In this study, we systematically extracted 286 meridional teleconnection patterns anchored to various locations over the North Pacific in winter, from d4PDF large-ensemble simulations with an atmospheric general circulation model. We then evaluated efficiency of individual energy conversion processes with the climatological mean state or modulated high-frequency eddy activity. This efficiency is compared among different teleconnection patterns for comprehensive understanding on the energetics of those patterns.
For all the 286 internally-driven meridional teleconnection patterns obtained from d4PDF, net adiabatic energy conversion efficiency is positive, indicating that meridional teleconnection patterns thus obtained have structures that can gain energy from climatological mean flow and through modulations of high-frequency eddy activity. Among energy conversion processes, baroclinic energy conversion (CP), which arises from the vertically phase-tilted structures in height anomalies embedded in the baroclinic background state, has the largest contribution. Barotropic energy conversion (CK) plays a secondary role.
The net adiabatic efficiency is highest for the teleconnection patterns whose key zonal wind anomalies are located over the subtropical or subpolar North Pacific. This sensitivity of the efficiency on different teleconnection patterns mostly comes from that of CK plus CP. The subtropical efficiency maximum corresponds to the PNA pattern, while subpolar one corresponds to the WP pattern or NPO. Indeed, a systematic examination of the 286 patterns reveals that total energy (kinetic and available potential energy) associated with a pattern tends to be larger when the pattern has higher net adiabatic efficiency (Fig. a), which suggests that energy conversion from the extratropical background state determines dominant meridional teleconnection patterns.

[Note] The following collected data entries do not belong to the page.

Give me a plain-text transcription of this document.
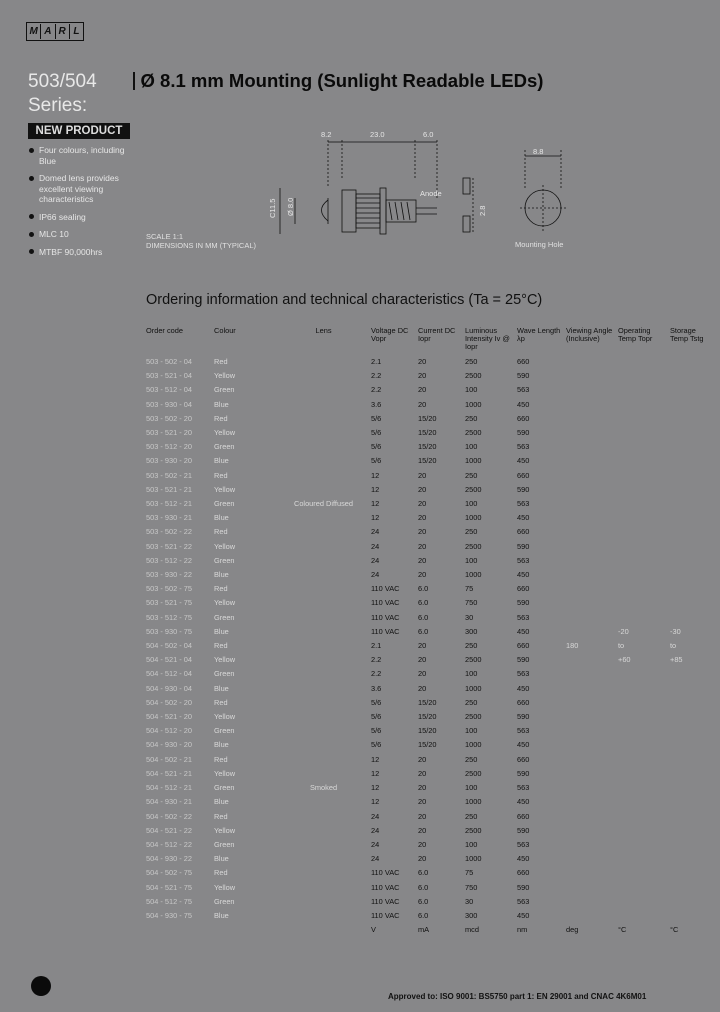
M A R L
503/504
Series:
Ø 8.1 mm Mounting (Sunlight Readable LEDs)
NEW PRODUCT
Four colours, including Blue
Domed lens provides excellent viewing characteristics
IP66 sealing
MLC 10
MTBF 90,000hrs
8.2	23.0	6.0
C11.5 Ø 8.0
Anode
2.8
8.8
SCALE 1:1
DIMENSIONS IN MM (TYPICAL)	Mounting Hole
Ordering information and technical characteristics (Ta = 25°C)
Order code	Colour	Lens	Voltage DC Vopr	Current DC Iopr	Luminous Intensity Iv @ Iopr	Wave Length λp	Viewing Angle (Inclusive)	Operating Temp Topr	Storage Temp Tstg
503 - 502 - 04	Red		2.1	20	250	660			
503 - 521 - 04	Yellow		2.2	20	2500	590			
503 - 512 - 04	Green		2.2	20	100	563			
503 - 930 - 04	Blue		3.6	20	1000	450			
503 - 502 - 20	Red		5/6	15/20	250	660			
503 - 521 - 20	Yellow		5/6	15/20	2500	590			
503 - 512 - 20	Green		5/6	15/20	100	563			
503 - 930 - 20	Blue		5/6	15/20	1000	450			
503 - 502 - 21	Red		12	20	250	660			
503 - 521 - 21	Yellow		12	20	2500	590			
503 - 512 - 21	Green	Coloured Diffused	12	20	100	563			
503 - 930 - 21	Blue		12	20	1000	450			
503 - 502 - 22	Red		24	20	250	660			
503 - 521 - 22	Yellow		24	20	2500	590			
503 - 512 - 22	Green		24	20	100	563			
503 - 930 - 22	Blue		24	20	1000	450			
503 - 502 - 75	Red		110 VAC	6.0	75	660			
503 - 521 - 75	Yellow		110 VAC	6.0	750	590			
503 - 512 - 75	Green		110 VAC	6.0	30	563			
503 - 930 - 75	Blue		110 VAC	6.0	300	450		-20	-30
504 - 502 - 04	Red		2.1	20	250	660	180	to	to
504 - 521 - 04	Yellow		2.2	20	2500	590		+60	+85
504 - 512 - 04	Green		2.2	20	100	563			
504 - 930 - 04	Blue		3.6	20	1000	450			
504 - 502 - 20	Red		5/6	15/20	250	660			
504 - 521 - 20	Yellow		5/6	15/20	2500	590			
504 - 512 - 20	Green		5/6	15/20	100	563			
504 - 930 - 20	Blue		5/6	15/20	1000	450			
504 - 502 - 21	Red		12	20	250	660			
504 - 521 - 21	Yellow		12	20	2500	590			
504 - 512 - 21	Green	Smoked	12	20	100	563			
504 - 930 - 21	Blue		12	20	1000	450			
504 - 502 - 22	Red		24	20	250	660			
504 - 521 - 22	Yellow		24	20	2500	590			
504 - 512 - 22	Green		24	20	100	563			
504 - 930 - 22	Blue		24	20	1000	450			
504 - 502 - 75	Red		110 VAC	6.0	75	660			
504 - 521 - 75	Yellow		110 VAC	6.0	750	590			
504 - 512 - 75	Green		110 VAC	6.0	30	563			
504 - 930 - 75	Blue		110 VAC	6.0	300	450			
			V	mA	mcd	nm	deg	°C	°C
Approved to: ISO 9001: BS5750 part 1: EN 29001 and CNAC 4K6M01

By contrast, externally-driven teleconnection patterns obtained from d4PDF generally have lower net adiabatic efficiency compared to internal variability, mostly due to reduction in CP efficiency. Dominance in the external teleconnection patterns is not apparently determined by energy conversion efficiency (Fig. b). Instead, other processes such as energy influx from the tropics or inhomogeneous forcing from extratropical sea surface temperature variability are likely the key factor for the dominance.